A rising China will help define the 21st century. Yet despite Quaker commitments to peace, there are linguistic, cultural, and political barriers that prevent Friends from engaging with China. This workshop seeks to overcome these barriers using Quakers' long history in the country as a roadmap for future engagement.
[Headnote: We had great success with this format after leading this workshop at this past FGC conference. Based on feedback from the week, which has only just reached us in late September, we are considering a few minor changes to the topical focus on different days. If approved, we will continue to make a few small "tweaks" of this kind, but intend to keep the basic structure of the workshop the same. Changes will shift the focus slightly more to 20th century Quaker engagement with China (namely the "Friends Ambulance Unit" in WWII), and to topics that produced especially meaningful discussions in the first workshop (namely early 20th-century Quaker missionary work, Quaker skepticism of the violence of the Communist regime, and modern issues of trade and labor issues with the United States). This noted, the basic structure was extremely successful, and we hope to build on that success, rather than reinventing the wheel.]
In this workshop, we will learn about the history of China through the lives of individual Friends. Over the past 200 years, Friends have played unique and sometimes extraordinary roles in the course of Chinese history.
For each of the first three days of the workshop, we will focus on a key turning point in Chinese history, including the Opium Wars (1839-1860), the Republican Period (1912-1949), and the period of Reform and Opening Up (1978-present). In these sessions, we will first overview the forces shaping China at that time before zooming in to examine the lives of Friends. To this end we will use video clips, audio clips, images, quotations, and primary documents to try to convey the lived experiences of these individuals. A key theme of the workshop will be to consider how Friends today might approach the moral struggles identified by Friends in each period.

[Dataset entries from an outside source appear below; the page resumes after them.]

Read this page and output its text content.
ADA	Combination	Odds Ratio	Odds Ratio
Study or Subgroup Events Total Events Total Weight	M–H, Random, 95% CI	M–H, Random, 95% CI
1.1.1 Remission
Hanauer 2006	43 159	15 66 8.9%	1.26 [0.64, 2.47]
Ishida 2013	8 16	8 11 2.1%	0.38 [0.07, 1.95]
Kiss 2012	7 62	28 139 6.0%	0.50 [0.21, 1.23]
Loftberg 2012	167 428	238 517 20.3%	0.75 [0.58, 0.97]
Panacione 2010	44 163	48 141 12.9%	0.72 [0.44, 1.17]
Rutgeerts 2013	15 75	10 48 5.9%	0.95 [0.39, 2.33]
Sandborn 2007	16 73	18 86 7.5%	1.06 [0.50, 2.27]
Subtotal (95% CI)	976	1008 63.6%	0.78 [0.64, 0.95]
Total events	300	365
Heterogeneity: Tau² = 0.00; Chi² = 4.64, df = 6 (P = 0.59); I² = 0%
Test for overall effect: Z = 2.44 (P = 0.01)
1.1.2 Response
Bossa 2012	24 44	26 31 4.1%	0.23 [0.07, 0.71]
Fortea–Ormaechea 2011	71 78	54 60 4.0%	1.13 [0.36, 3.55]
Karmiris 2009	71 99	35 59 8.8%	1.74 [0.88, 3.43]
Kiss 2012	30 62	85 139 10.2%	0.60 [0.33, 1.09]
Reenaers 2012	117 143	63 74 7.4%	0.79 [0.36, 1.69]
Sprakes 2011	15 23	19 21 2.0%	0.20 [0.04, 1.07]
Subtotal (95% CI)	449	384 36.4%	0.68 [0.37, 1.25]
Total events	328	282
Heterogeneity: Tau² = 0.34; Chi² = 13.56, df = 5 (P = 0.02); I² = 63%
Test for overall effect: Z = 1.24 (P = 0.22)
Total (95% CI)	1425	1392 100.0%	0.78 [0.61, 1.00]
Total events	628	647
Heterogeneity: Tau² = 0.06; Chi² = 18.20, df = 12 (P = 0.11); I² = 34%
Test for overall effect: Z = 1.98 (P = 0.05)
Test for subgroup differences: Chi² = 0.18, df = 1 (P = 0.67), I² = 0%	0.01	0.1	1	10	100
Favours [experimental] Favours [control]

In the second half of the workshop, we will move into a format of more open discussion, with an eye to current events and Friends’ engagement with China right now. On the last two days, we will turn our attention to major issues involving China, including the “great power” relationship between the United States and China, economic development, environmental protection, and human rights. As these are vast topics in and of themselves, we will leave room for participants to direct the conversation toward areas of particular interest for the group.
A little less than half of the workshop will be given to lecture, a small portion to worshipful reflection, and the remaining time will be devoted to more participatory activities.
Non-lecture activities will include:
Group exercises: “What do you know?” and “What are your assumptions?”
Over the workshop, there will be three sessions on history, with the two final sessions reserved for discussion of China today. The workshop will cover:
Qing Dynasty and the Opium Wars (1839-1860)
Republican Period and World War II (1912-1949)
Reform and Opening Up (1978-present)
China Today (current events)
China Today (what can Quakers do?)
Patrick Lozada and Eli Blood-Patterson met while students at Haverford College (2011), where found a shared passion for China and history. Since then, each has pursued separate careers focused on China and its relationship with the international community. Patrick works for the US-China Business Council, which represents American businesses in China. He has recently graduated from John Hopkins' School of Advanced International Studies, where he studies China’s regional development agenda and how it relates to its macro-strategic goals. Eli is lawyer at the US-Asia Law Institute (USALI) of the NYU School of Law, where he researches comparative and international law. At USALI, Eli also leads professional workshops bringing together American experts and Chinese lawyers together for mutual learning in areas of public interest law.
Eli and Patrick led a prior version of this workshop at the 2016 FGC Conference. We felt this was a great successs, which we were happy to see confirmed in participant reviews from the week.